Mental Health Field Ushers in New Generation of Leaders

Role of Chief Executive Has Changed Over the Years

Mental Health Weekly    August 2, 2004

In the leadership arena, the U.S. presidential race may be claiming the spotlight, but for those in the mental health field, there are a few other top positions worth focusing on as well.

At least three of the field's most visible policy or advocacy organizations have been without permanent leaders for several months - the National Council for Community Behavioral Healthcare (NCCBH); the National Alliance for the Mentally Ill (NAMI); and the United States Psychiatric Rehabilitation Association (USPRA), formerly known as IAPSRS.

For two of those organizations, NCCBH and NAMI, the search for a leader has come to an end. This week, Linda M. Rosenberg steps into the chief executive role at NCCBH, arriving from the New York State Office of Mental Health. She succeeds Charles G. Ray, who retired last year due to health reasons (see MHW, June 21, 2004 and Nov. 24, 2003).

NAMI last week awarded its executive directorship to acting director and policy guru Michael J. Fitzpatrick (see story on page 6). He replaced Richard C. Birkel, Ph.D., on a temporary basis in January after the board declined to renew Birkel's contract (see MHW, Feb. 9).

At USPRA, meanwhile, efforts to replace Ruth A. Hughes, Ph.D., who stepped down in January to pursue other challenges, are expected to continue for several more months (see MHW, June 28 and Feb. 9).

When installed, the trio effectively will amount to a new generation of leaders in the field. Ray, Hughes and Birkel's predecessor at NAMI, Laurie Flynn, each had served at their respective helms for at least 15 years.

To be sure, a sense of opportunity beckoned during those years - with expected health care reform, for example.
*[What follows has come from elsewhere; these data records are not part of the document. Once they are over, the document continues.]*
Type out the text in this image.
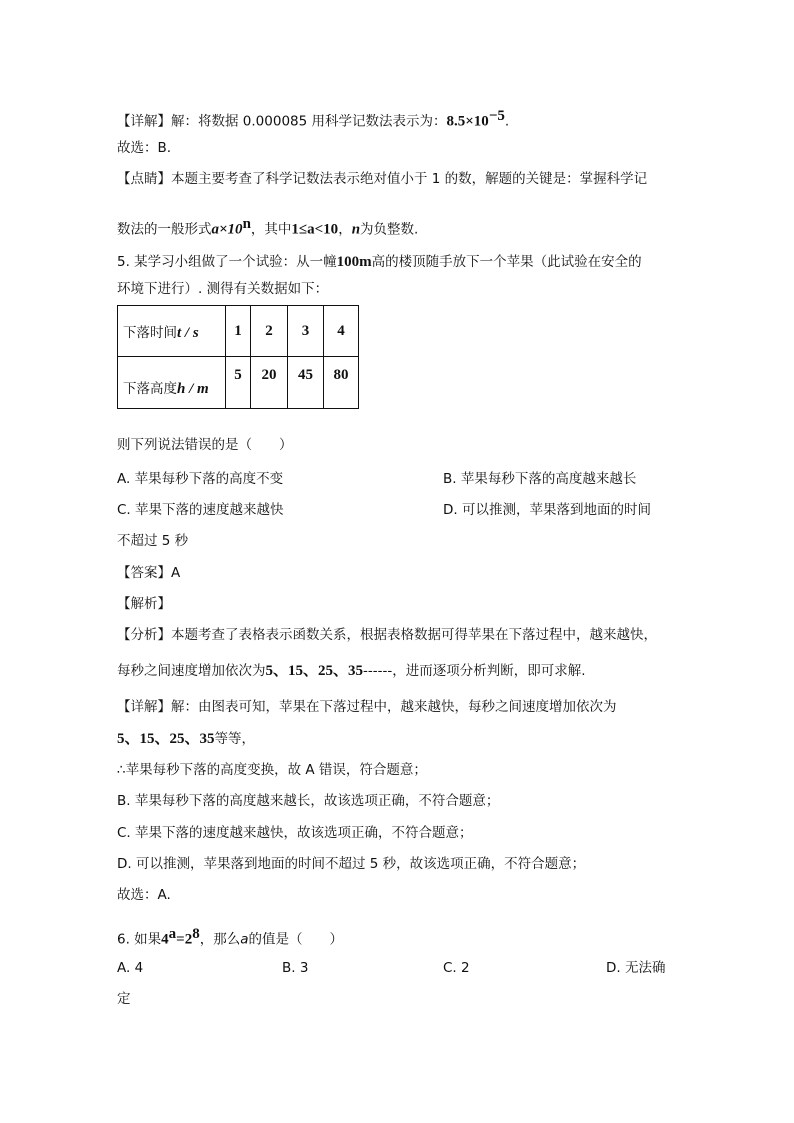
【详解】解：将数据 0.000085 用科学记数法表示为：$8.5\times 10^{-5}$.
故选：B.
【点睛】本题主要考查了科学记数法表示绝对值小于 1 的数，解题的关键是：掌握科学记
数法的一般形式$a\times 10^n$，其中1≤a<10，n为负整数.
5. 某学习小组做了一个试验：从一幢100m高的楼顶随手放下一个苹果（此试验在安全的
环境下进行）. 测得有关数据如下：
下落时间t / s	1	2	3	4
下落高度h / m	5	20	45	80
则下列说法错误的是（　　）
A. 苹果每秒下落的高度不变	B. 苹果每秒下落的高度越来越长
C. 苹果下落的速度越来越快	D. 可以推测，苹果落到地面的时间
不超过 5 秒
【答案】A
【解析】
【分析】本题考查了表格表示函数关系，根据表格数据可得苹果在下落过程中，越来越快，
每秒之间速度增加依次为5、15、25、35------，进而逐项分析判断，即可求解.
【详解】解：由图表可知，苹果在下落过程中，越来越快，每秒之间速度增加依次为
5、15、25、35等等，
∴苹果每秒下落的高度变换，故 A 错误，符合题意；
B. 苹果每秒下落的高度越来越长，故该选项正确，不符合题意；
C. 苹果下落的速度越来越快，故该选项正确，不符合题意；
D. 可以推测，苹果落到地面的时间不超过 5 秒，故该选项正确，不符合题意；
故选：A.
6. 如果$4^a=2^8$，那么a的值是（　　）
A. 4	B. 3	C. 2	D. 无法确
定
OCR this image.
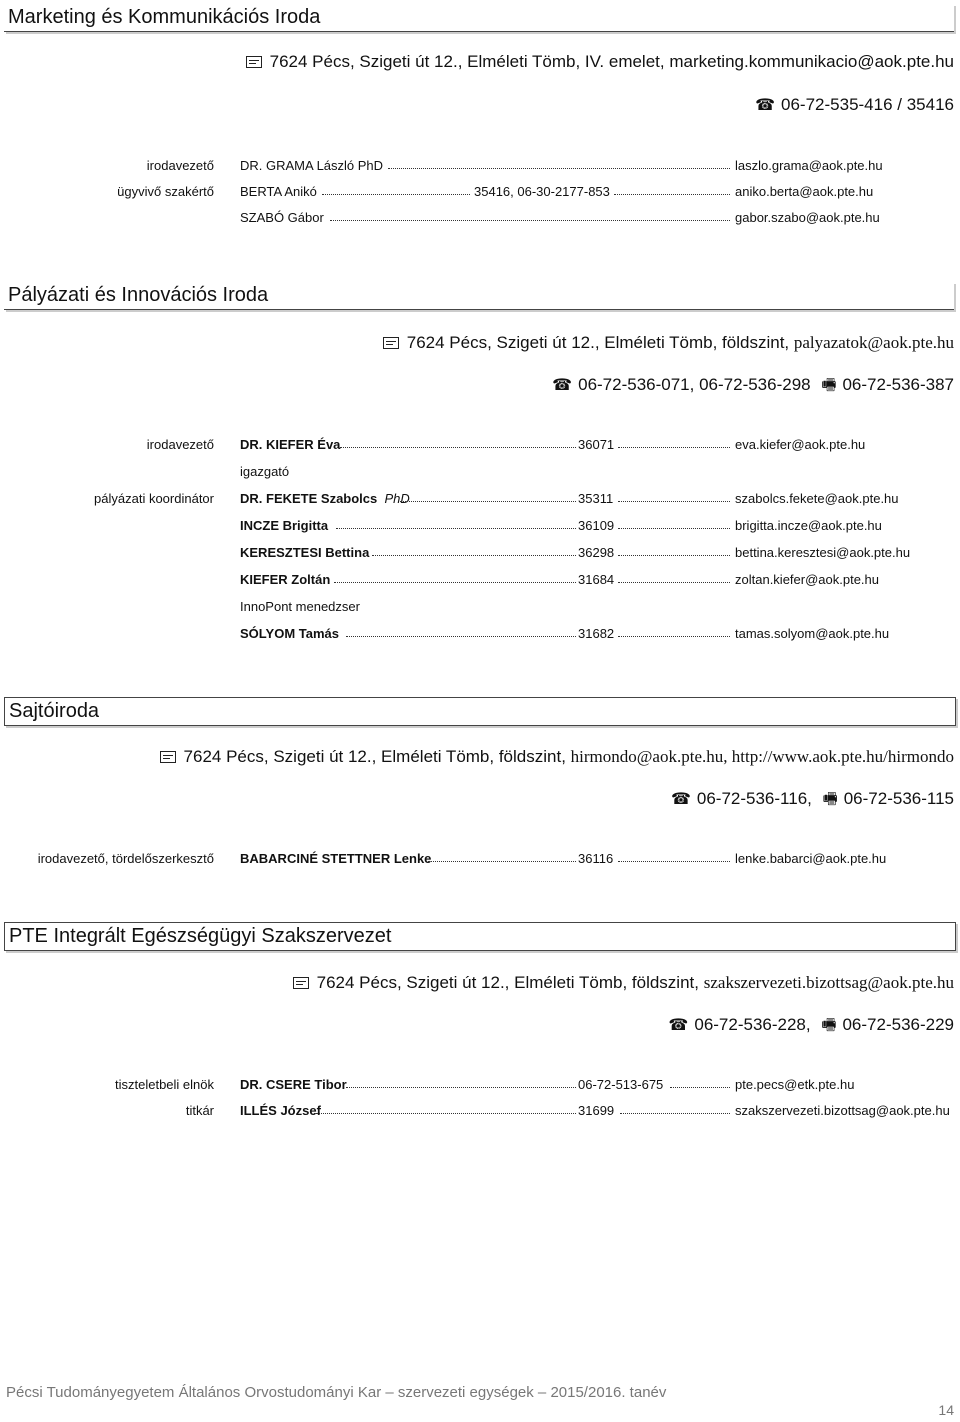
Marketing és Kommunikációs Iroda
7624 Pécs, Szigeti út 12., Elméleti Tömb, IV. emelet, marketing.kommunikacio@aok.pte.hu
☎ 06-72-535-416 / 35416
irodavezető DR. GRAMA László PhD	laszlo.grama@aok.pte.hu
ügyvivő szakértő BERTA Anikó	35416, 06-30-2177-853	aniko.berta@aok.pte.hu
SZABÓ Gábor	gabor.szabo@aok.pte.hu
Pályázati és Innovációs Iroda
7624 Pécs, Szigeti út 12., Elméleti Tömb, földszint, palyazatok@aok.pte.hu
☎ 06-72-536-071, 06-72-536-298 🖷 06-72-536-387
irodavezető DR. KIEFER Éva	36071	eva.kiefer@aok.pte.hu
igazgató
pályázati koordinátor DR. FEKETE Szabolcs PhD	35311	szabolcs.fekete@aok.pte.hu
INCZE Brigitta	36109	brigitta.incze@aok.pte.hu
KERESZTESI Bettina	36298	bettina.keresztesi@aok.pte.hu
KIEFER Zoltán	31684	zoltan.kiefer@aok.pte.hu
InnoPont menedzser
SÓLYOM Tamás	31682	tamas.solyom@aok.pte.hu
Sajtóiroda
7624 Pécs, Szigeti út 12., Elméleti Tömb, földszint, hirmondo@aok.pte.hu, http://www.aok.pte.hu/hirmondo
☎ 06-72-536-116, 🖷 06-72-536-115
irodavezető, tördelőszerkesztő BABARCINÉ STETTNER Lenke	36116	lenke.babarci@aok.pte.hu
PTE Integrált Egészségügyi Szakszervezet
7624 Pécs, Szigeti út 12., Elméleti Tömb, földszint, szakszervezeti.bizottsag@aok.pte.hu
☎ 06-72-536-228, 🖷 06-72-536-229
tiszteletbeli elnök DR. CSERE Tibor	06-72-513-675	pte.pecs@etk.pte.hu
titkár ILLÉS József	31699	szakszervezeti.bizottsag@aok.pte.hu
Pécsi Tudományegyetem Általános Orvostudományi Kar – szervezeti egységek – 2015/2016. tanév
14
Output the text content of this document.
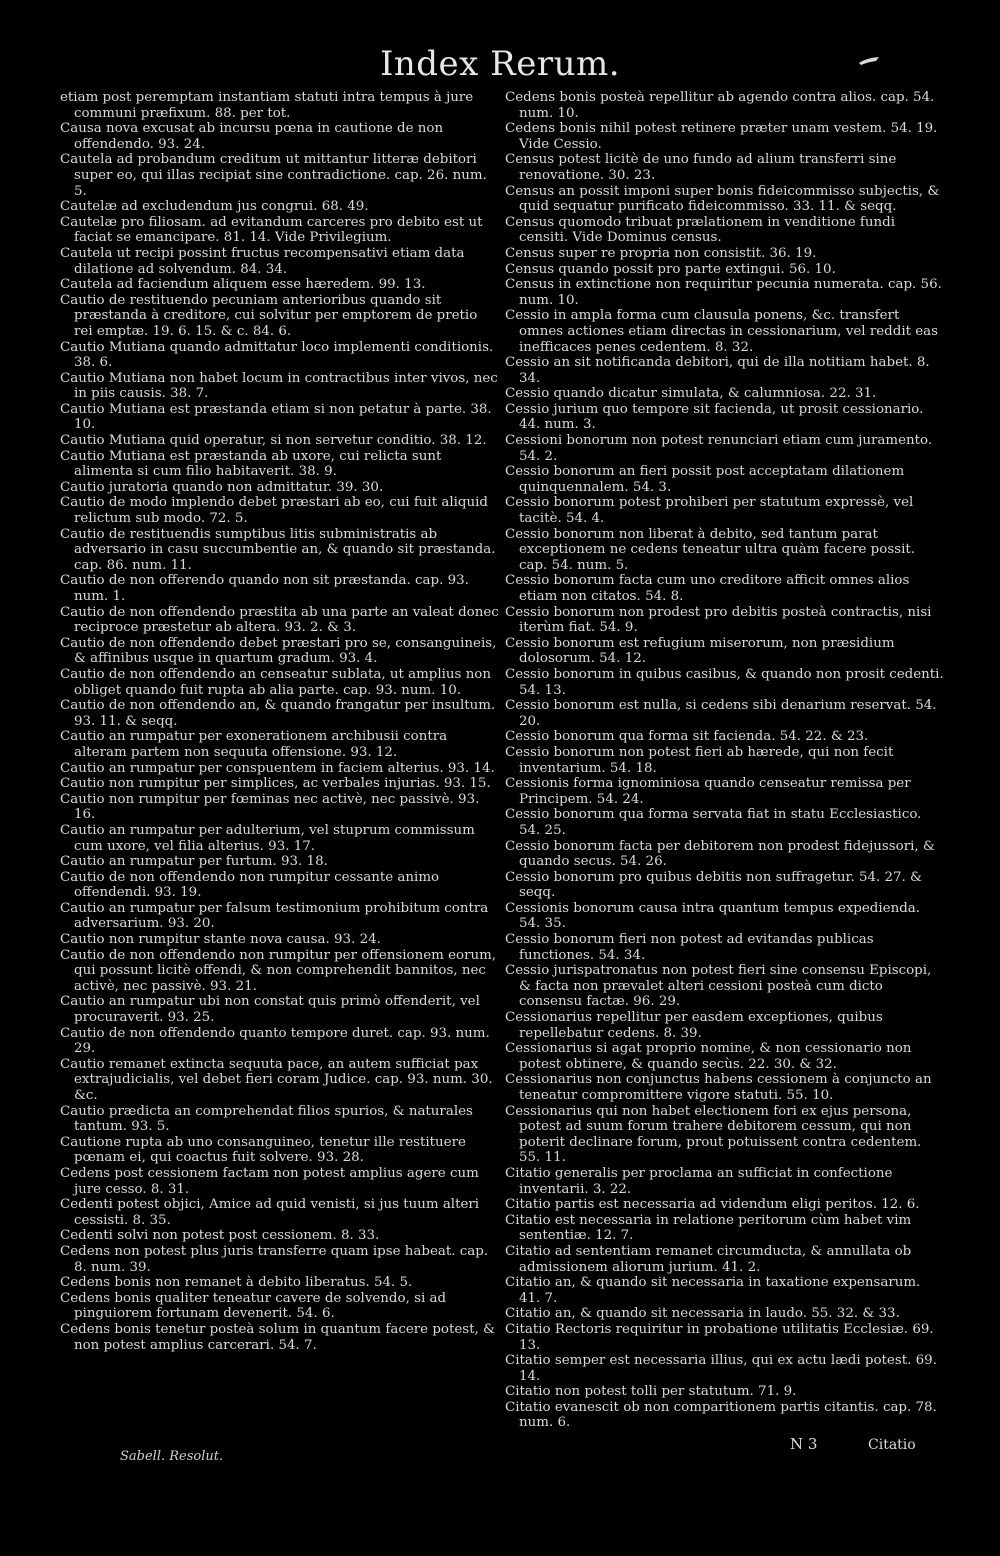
Index Rerum.

etiam post peremptam instantiam statuti intra tempus à jure communi præfixum. 88. per tot.

Causa nova excusat ab incursu pœna in cautione de non offendendo. 93. 24.

Cautela ad probandum creditum ut mittantur litteræ debitori super eo, qui illas recipiat sine contradictione. cap. 26. num. 5.

Cautelæ ad excludendum jus congrui. 68. 49.

Cautelæ pro filiosam. ad evitandum carceres pro debito est ut faciat se emancipare. 81. 14. Vide Privilegium.

Cautela ut recipi possint fructus recompensativi etiam data dilatione ad solvendum. 84. 34.

Cautela ad faciendum aliquem esse hæredem. 99. 13.

Cautio de restituendo pecuniam anterioribus quando sit præstanda à creditore, cui solvitur per emptorem de pretio rei emptæ. 19. 6. 15. & c. 84. 6.

Cautio Mutiana quando admittatur loco implementi conditionis. 38. 6.

Cautio Mutiana non habet locum in contractibus inter vivos, nec in piis causis. 38. 7.

Cautio Mutiana est præstanda etiam si non petatur à parte. 38. 10.

Cautio Mutiana quid operatur, si non servetur conditio. 38. 12.

Cautio Mutiana est præstanda ab uxore, cui relicta sunt alimenta si cum filio habitaverit. 38. 9.

Cautio juratoria quando non admittatur. 39. 30.

Cautio de modo implendo debet præstari ab eo, cui fuit aliquid relictum sub modo. 72. 5.

Cautio de restituendis sumptibus litis subministratis ab adversario in casu succumbentie an, & quando sit præstanda. cap. 86. num. 11.

Cautio de non offerendo quando non sit præstanda. cap. 93. num. 1.

Cautio de non offendendo præstita ab una parte an valeat donec reciproce præstetur ab altera. 93. 2. & 3.

Cautio de non offendendo debet præstari pro se, consanguineis, & affinibus usque in quartum gradum. 93. 4.

Cautio de non offendendo an censeatur sublata, ut amplius non obliget quando fuit rupta ab alia parte. cap. 93. num. 10.

Cautio de non offendendo an, & quando frangatur per insultum. 93. 11. & seqq.

Cautio an rumpatur per exonerationem archibusii contra alteram partem non sequuta offensione. 93. 12.

Cautio an rumpatur per conspuentem in faciem alterius. 93. 14.

Cautio non rumpitur per simplices, ac verbales injurias. 93. 15.

Cautio non rumpitur per fœminas nec activè, nec passivè. 93. 16.

Cautio an rumpatur per adulterium, vel stuprum commissum cum uxore, vel filia alterius. 93. 17.

Cautio an rumpatur per furtum. 93. 18.

Cautio de non offendendo non rumpitur cessante animo offendendi. 93. 19.

Cautio an rumpatur per falsum testimonium prohibitum contra adversarium. 93. 20.

Cautio non rumpitur stante nova causa. 93. 24.

Cautio de non offendendo non rumpitur per offensionem eorum, qui possunt licitè offendi, & non comprehendit bannitos, nec activè, nec passivè. 93. 21.

Cautio an rumpatur ubi non constat quis primò offenderit, vel procuraverit. 93. 25.

Cautio de non offendendo quanto tempore duret. cap. 93. num. 29.

Cautio remanet extincta sequuta pace, an autem sufficiat pax extrajudicialis, vel debet fieri coram Judice. cap. 93. num. 30. &c.

Cautio prædicta an comprehendat filios spurios, & naturales tantum. 93. 5.

Cautione rupta ab uno consanguineo, tenetur ille restituere pœnam ei, qui coactus fuit solvere. 93. 28.

Cedens post cessionem factam non potest amplius agere cum jure cesso. 8. 31.

Cedenti potest objici, Amice ad quid venisti, si jus tuum alteri cessisti. 8. 35.

Cedenti solvi non potest post cessionem. 8. 33.

Cedens non potest plus juris transferre quam ipse habeat. cap. 8. num. 39.

Cedens bonis non remanet à debito liberatus. 54. 5.

Cedens bonis qualiter teneatur cavere de solvendo, si ad pinguiorem fortunam devenerit. 54. 6.

Cedens bonis tenetur posteà solum in quantum facere potest, & non potest amplius carcerari. 54. 7.

Cedens bonis posteà repellitur ab agendo contra alios. cap. 54. num. 10.

Cedens bonis nihil potest retinere præter unam vestem. 54. 19. Vide Cessio.

Census potest licitè de uno fundo ad alium transferri sine renovatione. 30. 23.

Census an possit imponi super bonis fideicommisso subjectis, & quid sequatur purificato fideicommisso. 33. 11. & seqq.

Census quomodo tribuat prælationem in venditione fundi censiti. Vide Dominus census.

Census super re propria non consistit. 36. 19.

Census quando possit pro parte extingui. 56. 10.

Census in extinctione non requiritur pecunia numerata. cap. 56. num. 10.

Cessio in ampla forma cum clausula ponens, &c. transfert omnes actiones etiam directas in cessionarium, vel reddit eas inefficaces penes cedentem. 8. 32.

Cessio an sit notificanda debitori, qui de illa notitiam habet. 8. 34.

Cessio quando dicatur simulata, & calumniosa. 22. 31.

Cessio jurium quo tempore sit facienda, ut prosit cessionario. 44. num. 3.

Cessioni bonorum non potest renunciari etiam cum juramento. 54. 2.

Cessio bonorum an fieri possit post acceptatam dilationem quinquennalem. 54. 3.

Cessio bonorum potest prohiberi per statutum expressè, vel tacitè. 54. 4.

Cessio bonorum non liberat à debito, sed tantum parat exceptionem ne cedens teneatur ultra quàm facere possit. cap. 54. num. 5.

Cessio bonorum facta cum uno creditore afficit omnes alios etiam non citatos. 54. 8.

Cessio bonorum non prodest pro debitis posteà contractis, nisi iterùm fiat. 54. 9.

Cessio bonorum est refugium miserorum, non præsidium dolosorum. 54. 12.

Cessio bonorum in quibus casibus, & quando non prosit cedenti. 54. 13.

Cessio bonorum est nulla, si cedens sibi denarium reservat. 54. 20.

Cessio bonorum qua forma sit facienda. 54. 22. & 23.

Cessio bonorum non potest fieri ab hærede, qui non fecit inventarium. 54. 18.

Cessionis forma ignominiosa quando censeatur remissa per Principem. 54. 24.

Cessio bonorum qua forma servata fiat in statu Ecclesiastico. 54. 25.

Cessio bonorum facta per debitorem non prodest fidejussori, & quando secus. 54. 26.

Cessio bonorum pro quibus debitis non suffragetur. 54. 27. & seqq.

Cessionis bonorum causa intra quantum tempus expedienda. 54. 35.

Cessio bonorum fieri non potest ad evitandas publicas functiones. 54. 34.

Cessio jurispatronatus non potest fieri sine consensu Episcopi, & facta non prævalet alteri cessioni posteà cum dicto consensu factæ. 96. 29.

Cessionarius repellitur per easdem exceptiones, quibus repellebatur cedens. 8. 39.

Cessionarius si agat proprio nomine, & non cessionario non potest obtinere, & quando secùs. 22. 30. & 32.

Cessionarius non conjunctus habens cessionem à conjuncto an teneatur compromittere vigore statuti. 55. 10.

Cessionarius qui non habet electionem fori ex ejus persona, potest ad suum forum trahere debitorem cessum, qui non poterit declinare forum, prout potuissent contra cedentem. 55. 11.

Citatio generalis per proclama an sufficiat in confectione inventarii. 3. 22.

Citatio partis est necessaria ad videndum eligi peritos. 12. 6.

Citatio est necessaria in relatione peritorum cùm habet vim sententiæ. 12. 7.

Citatio ad sententiam remanet circumducta, & annullata ob admissionem aliorum jurium. 41. 2.

Citatio an, & quando sit necessaria in taxatione expensarum. 41. 7.

Citatio an, & quando sit necessaria in laudo. 55. 32. & 33.

Citatio Rectoris requiritur in probatione utilitatis Ecclesiæ. 69. 13.

Citatio semper est necessaria illius, qui ex actu lædi potest. 69. 14.

Citatio non potest tolli per statutum. 71. 9.

Citatio evanescit ob non comparitionem partis citantis. cap. 78. num. 6.

Sabell. Resolut.
N 3	Citatio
But Ray's, Flynn's and Hughes's terms, which came during and after the Reagan-era retrenchment, also saw their share of headaches. The times were marked by a de-emphasized federal role in policy-making and funding; a shift to managed care; increasing pressure on money and other resources; health-related business mergers, acquisitions and failures; and continued fierce stigma against people with mental disorders.

"Amazingly, they made it to quit and didn't die of a heart attack," observes Paul J. Seifert, USPRA's director of government affairs. They served during a time that was very different from the 1960s when an evolution of the new age of mental health was underway, (ushering in) community-based services. By the 1990s, it was clear that the challenges were quite different. We have pedaled awfully hard. It's taken 40 miles of effort to get two miles down the road. I can't imagine what it's like to be a CEO and have to do that for dozens of years."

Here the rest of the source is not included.